His mother sat on the bed beside her adopted child and started lightly caressing Issa’s forehead, bright red and slightly bruised.
“It was only today that she did this… that she banged her head,” she started, then paused to let out another sigh, which was really a struggle against another bout of sobbing. Issa’s blank eyes looked straight up. “But I talked to Dr. Boy some two months ago about her behavior.”
“And…?”
“She could be autistic.”
Ipe said nothing, but kept his gaze on his mother whose gaze stayed on the child. She was still caressing her head when Ipe left the room.
2 a.m. Ipe gladly accepted Pando’s offer to stay for the nightshift. He needed company, someone to talk to while the clock ticked slowly until morning. They were in the komedor, seated opposite each other at the round table, sipping their second cup of coffee for the night.
“Issa is autistic,” Ipe said, sipping noisily from his cup. “Do you know what that means, p’re?”
“Brain disorder, lack of awareness of things around her, like she has her own world?”
“Indifference, yes, among other things. That means her sense of focus is stronger than the normal child’s. Than ours, even. You know what that means?”
Pando stopped to think. “Well… according to an article I have read, people who are autistic see tiny details we normally dismiss.”
“Not only that. P’re, with that power, or disability, or whatever, who knows what they can see?” Ipe said, turning towards the adjoining sala, where the yellow glow from the electric candles was as bright as ever. The mechanical angel stood at the foot of the coffin. Her plastic hands clasped in prayer, then separated again. Her lifelike eyes didn’t blink as her head (rocked back and forth…) swayed from side to side. Ipe felt a chill.
“P’re, that’s silly.”
“Pando, she struggled. She didn’t want to be taken away from her own world. And no one can say why.”
Pando shook his head and chuckled. “Just drink your coffee.”
Ipe played with his cup. He’s right. It was silly. Existence after death was silly. Who knows what they can see? That question was silly. It became even sillier when one discussed it with Pando. Oh, Pando was much worse. If those harboring these views were to be guillotined, Pando would be much further up the line. And he would still be laughing about how silly it all was.
But does one just forget about one who passed away? Is the belief in life after death just an escape, because we want to cling to the idea that a loved one is still with us? What if his father was still around but unseen?

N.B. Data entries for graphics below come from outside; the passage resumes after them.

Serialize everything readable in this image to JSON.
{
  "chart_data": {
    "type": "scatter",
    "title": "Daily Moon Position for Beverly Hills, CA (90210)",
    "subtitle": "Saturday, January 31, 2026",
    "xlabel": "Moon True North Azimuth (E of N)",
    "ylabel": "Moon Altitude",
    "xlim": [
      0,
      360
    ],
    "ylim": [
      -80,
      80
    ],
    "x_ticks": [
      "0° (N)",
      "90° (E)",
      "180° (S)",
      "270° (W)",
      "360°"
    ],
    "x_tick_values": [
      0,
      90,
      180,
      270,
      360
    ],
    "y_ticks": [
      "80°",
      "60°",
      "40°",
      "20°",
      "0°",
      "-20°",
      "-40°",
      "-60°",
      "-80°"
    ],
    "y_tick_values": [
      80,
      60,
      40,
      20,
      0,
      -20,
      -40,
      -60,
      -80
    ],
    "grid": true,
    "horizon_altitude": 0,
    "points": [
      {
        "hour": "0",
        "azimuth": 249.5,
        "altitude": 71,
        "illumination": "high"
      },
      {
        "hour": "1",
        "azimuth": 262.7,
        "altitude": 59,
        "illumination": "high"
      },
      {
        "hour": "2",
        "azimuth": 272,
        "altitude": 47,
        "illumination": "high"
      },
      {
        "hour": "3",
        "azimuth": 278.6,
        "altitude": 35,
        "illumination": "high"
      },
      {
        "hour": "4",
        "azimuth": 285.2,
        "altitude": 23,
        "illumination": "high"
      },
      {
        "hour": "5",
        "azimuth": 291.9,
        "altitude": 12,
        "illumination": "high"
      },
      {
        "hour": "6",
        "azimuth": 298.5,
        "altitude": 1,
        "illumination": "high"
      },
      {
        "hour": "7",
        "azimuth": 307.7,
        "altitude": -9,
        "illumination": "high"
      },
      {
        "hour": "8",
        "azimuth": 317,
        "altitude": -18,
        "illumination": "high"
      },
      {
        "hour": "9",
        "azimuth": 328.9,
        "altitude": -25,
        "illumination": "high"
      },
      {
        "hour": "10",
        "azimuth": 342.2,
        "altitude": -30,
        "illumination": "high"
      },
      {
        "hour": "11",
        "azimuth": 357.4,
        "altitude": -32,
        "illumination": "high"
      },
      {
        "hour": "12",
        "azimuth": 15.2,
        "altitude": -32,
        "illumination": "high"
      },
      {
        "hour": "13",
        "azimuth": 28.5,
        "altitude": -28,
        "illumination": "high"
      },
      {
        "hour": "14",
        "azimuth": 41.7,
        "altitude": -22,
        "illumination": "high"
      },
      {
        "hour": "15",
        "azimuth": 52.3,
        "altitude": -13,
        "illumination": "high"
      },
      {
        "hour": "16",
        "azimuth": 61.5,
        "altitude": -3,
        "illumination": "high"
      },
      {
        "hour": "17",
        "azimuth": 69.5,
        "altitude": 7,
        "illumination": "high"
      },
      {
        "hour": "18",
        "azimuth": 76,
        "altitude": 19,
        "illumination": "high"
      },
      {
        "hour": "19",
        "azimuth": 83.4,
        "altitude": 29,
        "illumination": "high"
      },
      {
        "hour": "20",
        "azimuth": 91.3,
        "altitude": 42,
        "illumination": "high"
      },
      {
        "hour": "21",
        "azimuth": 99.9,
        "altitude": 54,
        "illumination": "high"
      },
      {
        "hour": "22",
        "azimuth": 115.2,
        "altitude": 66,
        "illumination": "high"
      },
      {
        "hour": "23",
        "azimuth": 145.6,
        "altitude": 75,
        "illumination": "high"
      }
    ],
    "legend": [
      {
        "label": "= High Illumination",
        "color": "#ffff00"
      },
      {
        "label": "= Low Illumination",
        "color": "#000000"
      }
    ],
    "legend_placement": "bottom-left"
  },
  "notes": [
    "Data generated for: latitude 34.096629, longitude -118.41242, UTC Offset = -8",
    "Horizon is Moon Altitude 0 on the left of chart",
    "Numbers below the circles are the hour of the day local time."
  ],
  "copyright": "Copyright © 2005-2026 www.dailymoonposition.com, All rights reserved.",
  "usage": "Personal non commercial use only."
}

Ipe looked down on his coffee. Pando had stopped chuckling, and was also avoiding his friend’s glance. They finished their coffee, silent except for the sipping noises they made.
Issa’s condition. Ipe’s conclusion. Were these thoughts just a fight put up by his feelings because he wasn’t ready to let his father go, and that deep inside, he wanted that there be life after death? His reason and experience said it wasn’t possible, but his mind continued to be plagued by questions as well as guilt.
A sound came from the guest room. Issa was crying. She woke up, and probably couldn’t go back to sleep. Ipe went in. When he came back to the dining room, carrying Issa, Pando wasn’t there. He probably went out back to wash the cups, Ipe thought as he rubbed his sister’s back.
Ipe entered the sala, where the bright yellow light enveloped him. He took a chair, careful not to rock Issa out of her sleep, and sat down in front of his father’s coffin. After a moment of silence, he whispered to Issa as she slept, “Did you see him, Issa?”
Issa mumbled in her sleep. She turned her head on her brother’s shoulder and moved one arm around his neck. Ipe kept quiet again.
He looked back into the dining room, where the light was white. This white glow clashed with the yellow light in the sala, making Ipe feel like he was looking at it from a different reality. If the dead lived on, was this how they saw the world of the living?
Hey Pa, is this how you see us?
Ipe was getting drowsy.
Pa, are you there?
His eyes were getting heavy, giving in. The electric candles glowed too bright now. He wanted to close his eyes and keep them from the glow, and from the sight of the coffin.
Papa…?
As Ipe’s eyelids came down for the last time, a tear rolled down his cheek.